Cartel de "Desnudando a los clásicos"

Cartel de “Desnudando a los clásicos”

El pasado domingo tuvimos la mágica experiencia de vivir uno de los singulares “Actos íntimos” de Santi Senso, en concreto “Desnudando a los clásicos“, en una de nuestras salas preferidas: Garaje Lumiere.

La primera premisa para disfrutar de este espectáculo es olvidarse de la palabra teatro, pues aunque es lo que a priori parece, ya que es una sala de teatro, con actores y con un guión, estamos ante una experiencia. Esto son los “Actos íntimos“, experiencias en mayúsculas.

Lo segundo que hay que tener en cuenta es la apertura de mente, así que si eres un poco estrecho de miras, o simplemente lo que te gusta es el teatro convencional, no es tu espectáculo. “Desnudando los clásicos” no se ve, se vive. Se siente, se toca, se palpa y te lleva, vaya si te lleva.

Una vez advertido te contamos lo que vivirás si tomas la acertada decisión de acudir a este acto.

Bajo la aparente sencillez de un actor (Santi Senso), una actriz (Inés Blanco) y una chelista (Cary Rosa) desnudos, se esconden grandes textos de clásicos como Dante, Zorrilla o Shakespeare, algunos censurados en la época. Sus cuerpos desnudos, aunque vestidos de una gran verdad, van rasgando las vestiduras de enormes autores que el teatro se ha empeñado en cubrir con un halo rancio.

Imagen promocional de "Desnudando a los clásicos"

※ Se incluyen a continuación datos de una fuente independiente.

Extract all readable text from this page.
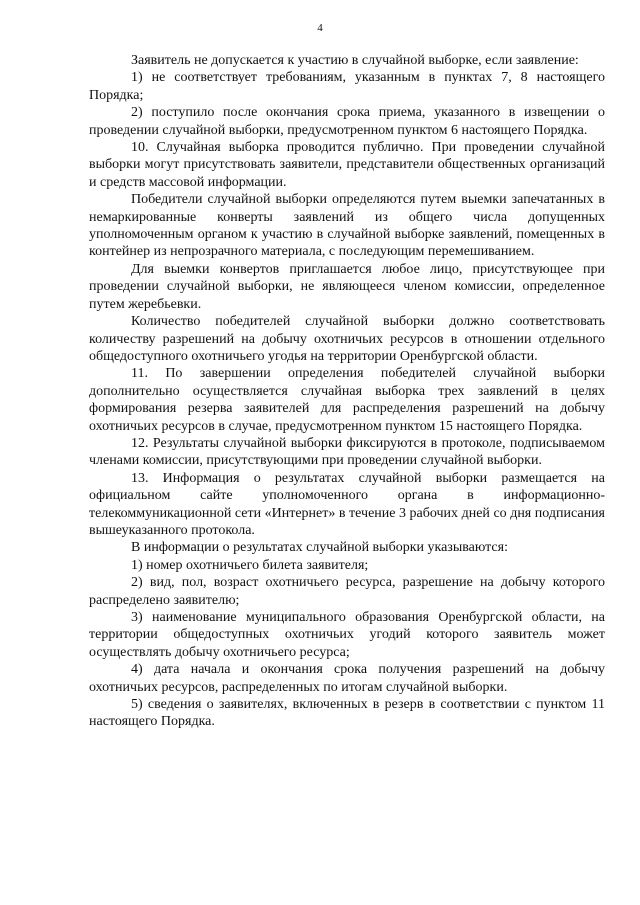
4

Заявитель не допускается к участию в случайной выборке, если заявление:

1) не соответствует требованиям, указанным в пунктах 7, 8 настоящего Порядка;

2) поступило после окончания срока приема, указанного в извещении о проведении случайной выборки, предусмотренном пунктом 6 настоящего Порядка.

10. Случайная выборка проводится публично. При проведении случайной выборки могут присутствовать заявители, представители общественных организаций и средств массовой информации.

Победители случайной выборки определяются путем выемки запечатанных в немаркированные конверты заявлений из общего числа допущенных уполномоченным органом к участию в случайной выборке заявлений, помещенных в контейнер из непрозрачного материала, с последующим перемешиванием.

Для выемки конвертов приглашается любое лицо, присутствующее при проведении случайной выборки, не являющееся членом комиссии, определенное путем жеребьевки.

Количество победителей случайной выборки должно соответствовать количеству разрешений на добычу охотничьих ресурсов в отношении отдельного общедоступного охотничьего угодья на территории Оренбургской области.

11. По завершении определения победителей случайной выборки дополнительно осуществляется случайная выборка трех заявлений в целях формирования резерва заявителей для распределения разрешений на добычу охотничьих ресурсов в случае, предусмотренном пунктом 15 настоящего Порядка.

12. Результаты случайной выборки фиксируются в протоколе, подписываемом членами комиссии, присутствующими при проведении случайной выборки.

13. Информация о результатах случайной выборки размещается на официальном сайте уполномоченного органа в информационно-телекоммуникационной сети «Интернет» в течение 3 рабочих дней со дня подписания вышеуказанного протокола.

В информации о результатах случайной выборки указываются:

1) номер охотничьего билета заявителя;

2) вид, пол, возраст охотничьего ресурса, разрешение на добычу которого распределено заявителю;

3) наименование муниципального образования Оренбургской области, на территории общедоступных охотничьих угодий которого заявитель может осуществлять добычу охотничьего ресурса;

4) дата начала и окончания срока получения разрешений на добычу охотничьих ресурсов, распределенных по итогам случайной выборки.

5) сведения о заявителях, включенных в резерв в соответствии с пунктом 11 настоящего Порядка.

Imagen promocional de “Desnudando a los clásicos”

“Desnudando a los clásicos” es violento, tierno, compasivo, voraz, inteligente, bobo, contradictorio, cabal. Es pacífico, guerrero, crítico, banal. Es todo y nada, es como dicen ellos, un pacto de sangre sin sangre. Es la ruptura de esa maldita cuarta pared entre público y actor, entre escenario y butaca, ¿por qué negarnos siempre a aceptar que somos actores de nuestra propia existencia?

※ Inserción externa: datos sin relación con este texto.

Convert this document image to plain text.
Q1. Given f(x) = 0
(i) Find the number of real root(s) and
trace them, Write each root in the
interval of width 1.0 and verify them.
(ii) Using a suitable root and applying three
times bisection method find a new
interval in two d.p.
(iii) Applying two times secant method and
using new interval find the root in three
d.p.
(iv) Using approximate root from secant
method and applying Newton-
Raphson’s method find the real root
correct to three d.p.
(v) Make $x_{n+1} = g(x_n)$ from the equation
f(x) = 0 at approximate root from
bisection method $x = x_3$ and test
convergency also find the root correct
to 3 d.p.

En este acto tan íntimo como desnudo, lo que menos importa es que se vean o no unos cuerpos sin ropa. Lo que importa es lo abiertos que tengas los ojos, lo dispuesto que estés a escuchar y las ganas que tengas de recordar esa canción que te hace llorar, o reír.

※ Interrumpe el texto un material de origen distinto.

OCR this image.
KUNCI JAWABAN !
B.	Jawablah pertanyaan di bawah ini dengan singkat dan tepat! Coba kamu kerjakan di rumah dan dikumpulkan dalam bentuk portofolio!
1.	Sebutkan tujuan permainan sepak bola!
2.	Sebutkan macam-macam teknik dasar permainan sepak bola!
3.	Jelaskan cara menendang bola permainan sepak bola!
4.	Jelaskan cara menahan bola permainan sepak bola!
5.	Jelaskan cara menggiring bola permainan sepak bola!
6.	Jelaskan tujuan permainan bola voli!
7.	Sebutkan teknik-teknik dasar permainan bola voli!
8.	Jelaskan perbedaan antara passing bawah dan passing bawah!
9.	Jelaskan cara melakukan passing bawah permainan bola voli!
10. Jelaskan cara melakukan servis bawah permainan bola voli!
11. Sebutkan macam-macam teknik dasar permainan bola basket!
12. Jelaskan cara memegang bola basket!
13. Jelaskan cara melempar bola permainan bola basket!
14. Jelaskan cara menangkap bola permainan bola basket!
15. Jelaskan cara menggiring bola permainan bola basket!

Santi ha cambiado el significado de las palabras, para dotarlas de sensibilidad y sobre todo, de arte. Nunca más diremos “showman” o “excentricidad” de la manera que lo hacíamos, pues ya no significan lo mismo, ahora son mejores.

A veces el arte necesita que alguien saque los pies del tiesto, lo desdibuje y nos ponga delante de los ojos que hay otra manera de hacer las cosas. Y el mundo necesita esta clase de artistas.